240 milionów dolarów w Bitcoinie w portfelu, do którego zapomniano hasła
Programista z San Francisto imieniem Stefan posiada w swoim portfelu prawdziwą fortunę w postaci 7002 Bitcoinów. Niestety mężczyzna nie może się do niego dostać, bo zapomniał hasła. Dysk twardy IronKey, w którym szczęściarz/pechowiec przechowuje kryptowalutę, pozwala na 10 prób odgadnięcia hasła. Potencjalny milioner zmarnował już 8 z nich, co oznacza, że jeśli dwie kolejne zakończą się niepowodzeniem, to jego fortuna bezpowrotnie przepadnie.

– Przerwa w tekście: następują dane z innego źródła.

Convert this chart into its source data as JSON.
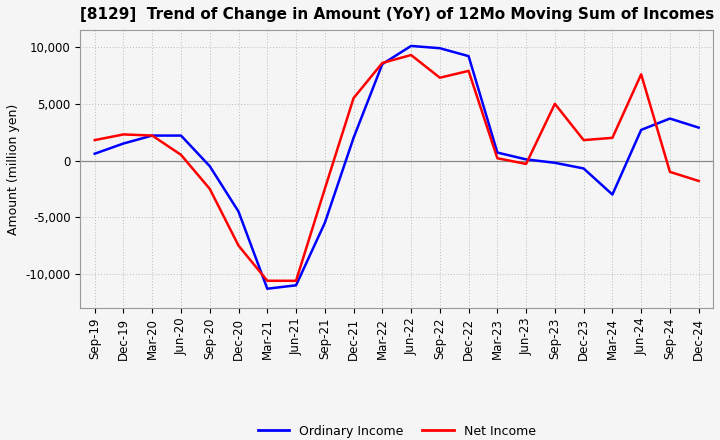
{
  "title": "[8129]  Trend of Change in Amount (YoY) of 12Mo Moving Sum of Incomes",
  "ylabel": "Amount (million yen)",
  "x_labels": [
    "Sep-19",
    "Dec-19",
    "Mar-20",
    "Jun-20",
    "Sep-20",
    "Dec-20",
    "Mar-21",
    "Jun-21",
    "Sep-21",
    "Dec-21",
    "Mar-22",
    "Jun-22",
    "Sep-22",
    "Dec-22",
    "Mar-23",
    "Jun-23",
    "Sep-23",
    "Dec-23",
    "Mar-24",
    "Jun-24",
    "Sep-24",
    "Dec-24"
  ],
  "ordinary_income": [
    600,
    1500,
    2200,
    2200,
    -500,
    -4500,
    -11300,
    -11000,
    -5500,
    2000,
    8500,
    10100,
    9900,
    9200,
    700,
    100,
    -200,
    -700,
    -3000,
    2700,
    3700,
    2900
  ],
  "net_income": [
    1800,
    2300,
    2200,
    500,
    -2500,
    -7500,
    -10600,
    -10600,
    -2500,
    5500,
    8600,
    9300,
    7300,
    7900,
    200,
    -300,
    5000,
    1800,
    2000,
    7600,
    -1000,
    -1800
  ],
  "ordinary_color": "#0000ff",
  "net_color": "#ff0000",
  "ylim": [
    -13000,
    11500
  ],
  "yticks": [
    -10000,
    -5000,
    0,
    5000,
    10000
  ],
  "background_color": "#f5f5f5",
  "plot_bg_color": "#f5f5f5",
  "grid_color": "#bbbbbb",
  "title_fontsize": 11,
  "axis_fontsize": 8.5,
  "legend_fontsize": 9
}
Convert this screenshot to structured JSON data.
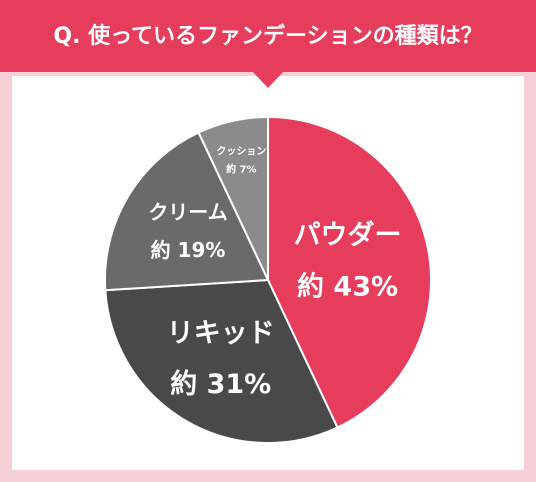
{
  "chart_data": {
    "type": "pie",
    "title": "Q. 使っているファンデーションの種類は？",
    "categories": [
      "パウダー",
      "リキッド",
      "クリーム",
      "クッション"
    ],
    "values": [
      43,
      31,
      19,
      7
    ],
    "value_labels": [
      "約 43%",
      "約 31%",
      "約 19%",
      "約 7%"
    ],
    "colors": [
      "#e53d5b",
      "#494949",
      "#6a6a6a",
      "#8b8b8b"
    ]
  }
}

Zobacz także: Stało się! InPost zapowiada wejście na giełdę
Stefan lata temu zapisał hasło na kartce, którą jak nietrudno się domyślić, zgubił. Teraz mężczyzna żyje w niesamowitym stresie i stara się przypomnieć sobie klucz, który zapewniłby mu życie w dostatku do końca swoich dni. Na pocieszenie dla programisty, nie tylko on znajduje się w takiej sytuacji – według danych Chainalysis, około 20% z wszystkich 18,5 milionów sztuk Bitcoina, wycenianych na mniej więcej 140 miliardów dolarów, leży gdzieś na dnie portfeli, do których zapomniano hasła. Gdy historia Stefana znajdzie swój finał, to zapewne będzie o niej bardzo głośno. Nie pozostaje nam nic innego, jak życzyć mężczyźnie odrobiny szczęścia.